This page lists the most applicable state crimes addressing stalking. However, depending on the facts of the case, a stalker might also be charged with other crimes, such as trespassing, intimidation of a witness, breaking and entering, etc. Check your state code or consult with your local prosecutor about other charges that might apply in a particular case. Stalking
Also See: Kentucky Civil Stalking Law
Analyzing Stalking Laws
KRS § 508.130. Definitions for KRS 508.130 to 508.150. (2009)
As used in KRS 508.130 to 508.150, unless the context requires otherwise:
(a) To "stalk" means to engage in an intentional course of conduct:
1. Directed at a specific person or persons;
2. Which seriously alarms, annoys, intimidates, or harasses the person or persons; and
3. Which serves no legitimate purpose.
(b) The course of conduct shall be that which would cause a reasonable person to suffer substantial mental distress.
(2) "Course of conduct" means a pattern of conduct composed of two (2) or more acts, evidencing a continuity of purpose. One (1) or more of these acts may include the use of any equipment, instrument, machine, or other device by which communication or information is transmitted, including computers, the Internet or other electronic network, cameras or other recording devices, telephones or other personal communications devices, scanners or other copying devices, and any device that enables the use of a transmitting device. Constitutionally protected activity is not included within the meaning of "course of conduct." If the defendant claims that he was engaged in constitutionally protected activity, the court shall determine the validity of that claim as a matter of law and, if found valid, shall exclude that activity from evidence.
(3) "Protective order" means
(a) An emergency protective order or domestic violence order issued under KRS 403.715 to 403.785;
(b) A foreign protective order, as defined in KRS 403.7521(1);
(c) An order issued under KRS 431.064;
(d) A restraining order issued in accordance with KRS 508.155; and
(e) Any condition of a bond, conditional release, probation, parole, or pretrial diversion order designed to protect the victim from the offender.
KRS § 508.140. Stalking in the first degree. (2000)

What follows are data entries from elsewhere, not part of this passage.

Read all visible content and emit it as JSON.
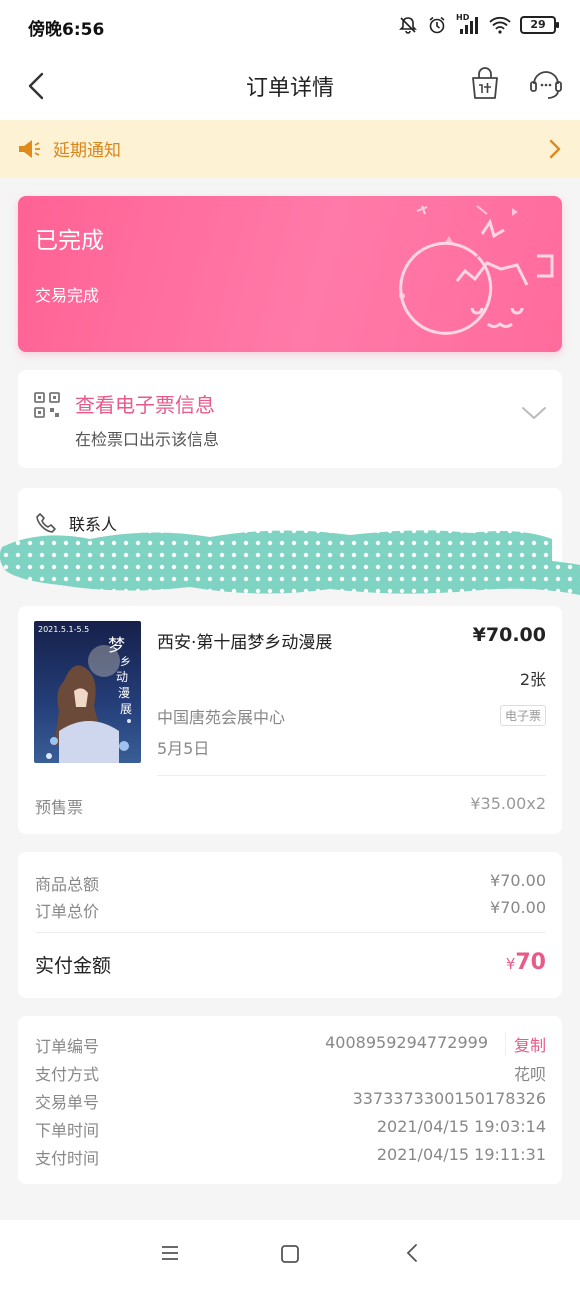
{
  "status_bar": {
    "time": "傍晚6:56",
    "battery": "29",
    "network_label": "HD"
  },
  "nav": {
    "title": "订单详情"
  },
  "notice": {
    "text": "延期通知"
  },
  "order_status": {
    "title": "已完成",
    "subtitle": "交易完成"
  },
  "eticket": {
    "title": "查看电子票信息",
    "subtitle": "在检票口出示该信息"
  },
  "contact": {
    "label": "联系人"
  },
  "item": {
    "title": "西安·第十届梦乡动漫展",
    "price": "¥70.00",
    "quantity": "2张",
    "venue": "中国唐苑会展中心",
    "tag": "电子票",
    "date": "5月5日",
    "ticket_type": "预售票",
    "unit_price": "¥35.00x2",
    "poster": {
      "date_text": "2021.5.1-5.5",
      "title_chars": [
        "梦",
        "乡",
        "动",
        "漫",
        "展"
      ]
    }
  },
  "summary": {
    "goods_total_label": "商品总额",
    "goods_total_value": "¥70.00",
    "order_total_label": "订单总价",
    "order_total_value": "¥70.00",
    "paid_label": "实付金额",
    "paid_currency": "¥",
    "paid_value": "70"
  },
  "details": {
    "order_no_label": "订单编号",
    "order_no_value": "4008959294772999",
    "copy_label": "复制",
    "pay_method_label": "支付方式",
    "pay_method_value": "花呗",
    "trade_no_label": "交易单号",
    "trade_no_value": "3373373300150178326",
    "order_time_label": "下单时间",
    "order_time_value": "2021/04/15 19:03:14",
    "pay_time_label": "支付时间",
    "pay_time_value": "2021/04/15 19:11:31"
  },
  "colors": {
    "accent_pink": "#e85a8c",
    "notice_orange": "#d8861c",
    "notice_bg": "#fdf2d4",
    "scribble_teal": "#7fd3c2"
  }
}
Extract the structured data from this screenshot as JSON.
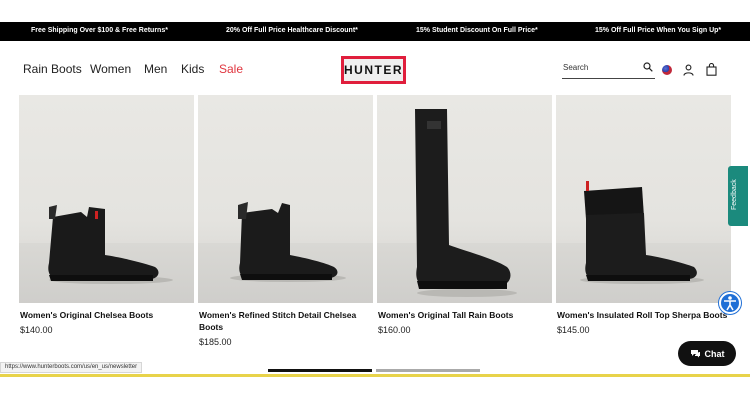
{
  "promo": [
    "Free Shipping Over $100 & Free Returns*",
    "20% Off Full Price Healthcare Discount*",
    "15% Student Discount On Full Price*",
    "15% Off Full Price When You Sign Up*"
  ],
  "nav": {
    "rain_boots": "Rain Boots",
    "women": "Women",
    "men": "Men",
    "kids": "Kids",
    "sale": "Sale"
  },
  "logo": "HUNTER",
  "search": {
    "placeholder": "Search"
  },
  "products": [
    {
      "name": "Women's Original Chelsea Boots",
      "price": "$140.00"
    },
    {
      "name": "Women's Refined Stitch Detail Chelsea Boots",
      "price": "$185.00"
    },
    {
      "name": "Women's Original Tall Rain Boots",
      "price": "$160.00"
    },
    {
      "name": "Women's Insulated Roll Top Sherpa Boots",
      "price": "$145.00"
    }
  ],
  "feedback_label": "Feedback",
  "chat_label": "Chat",
  "status_url": "https://www.hunterboots.com/us/en_us/newsletter",
  "colors": {
    "accent": "#e0353f",
    "logo_border": "#e01e3c",
    "feedback": "#1b8a7d",
    "accessibility": "#1f6fd6"
  }
}
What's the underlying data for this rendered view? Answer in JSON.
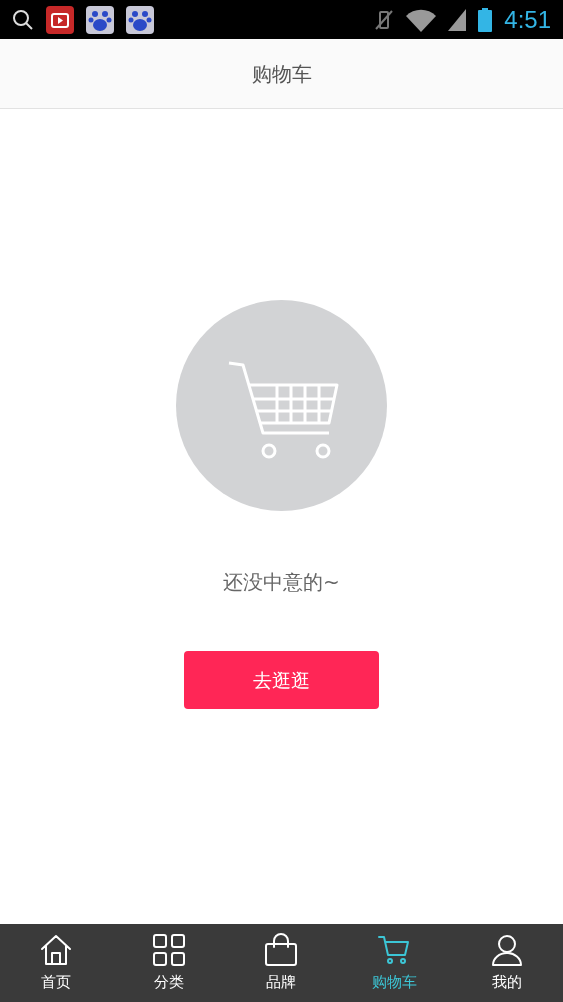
{
  "status_bar": {
    "time": "4:51"
  },
  "header": {
    "title": "购物车"
  },
  "empty_state": {
    "message": "还没中意的~",
    "button": "去逛逛"
  },
  "tabs": [
    {
      "label": "首页",
      "kind": "home",
      "selected": false
    },
    {
      "label": "分类",
      "kind": "grid",
      "selected": false
    },
    {
      "label": "品牌",
      "kind": "bag",
      "selected": false
    },
    {
      "label": "购物车",
      "kind": "cart",
      "selected": true
    },
    {
      "label": "我的",
      "kind": "user",
      "selected": false
    }
  ]
}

(1) A person is guilty of stalking in the first degree,
(a) When he intentionally:
1. Stalks another person; and
2. Makes an explicit or implicit threat with the intent to place that person in reasonable fear of:
a. Sexual contact as defined in KRS 510.010;
b. Serious physical injury; or
c. Death; and
- A protective order has been issued by the court to protect the same victim or victims and the defendant has been served with the summons or order or has been given actual notice; or
- A criminal complaint is currently pending with a court, law enforcement agency, or prosecutor by the same victim or victims and the defendant has been served with a summons or warrant or has been given actual notice; or
- The defendant has been convicted of or pled guilty within the previous five (5) years to a felony or to a Class A misdemeanor against the same victim or victims; or
- The act or acts were committed while the defendant had a deadly weapon on or about his person.
(2) Stalking in the first degree is a Class D felony.
KRS § 508.150. Stalking in the second degree. (1992)
(1) A person is guilty of stalking in the second degree when he intentionally:
(a) Stalks another person; and
(b) Makes an explicit or implicit threat with the intent to place that person in reasonable fear of:
- Sexual contact as defined in KRS 510.010;
- Physical injury; or
(2) Stalking in the second degree is a Class A misdemeanor.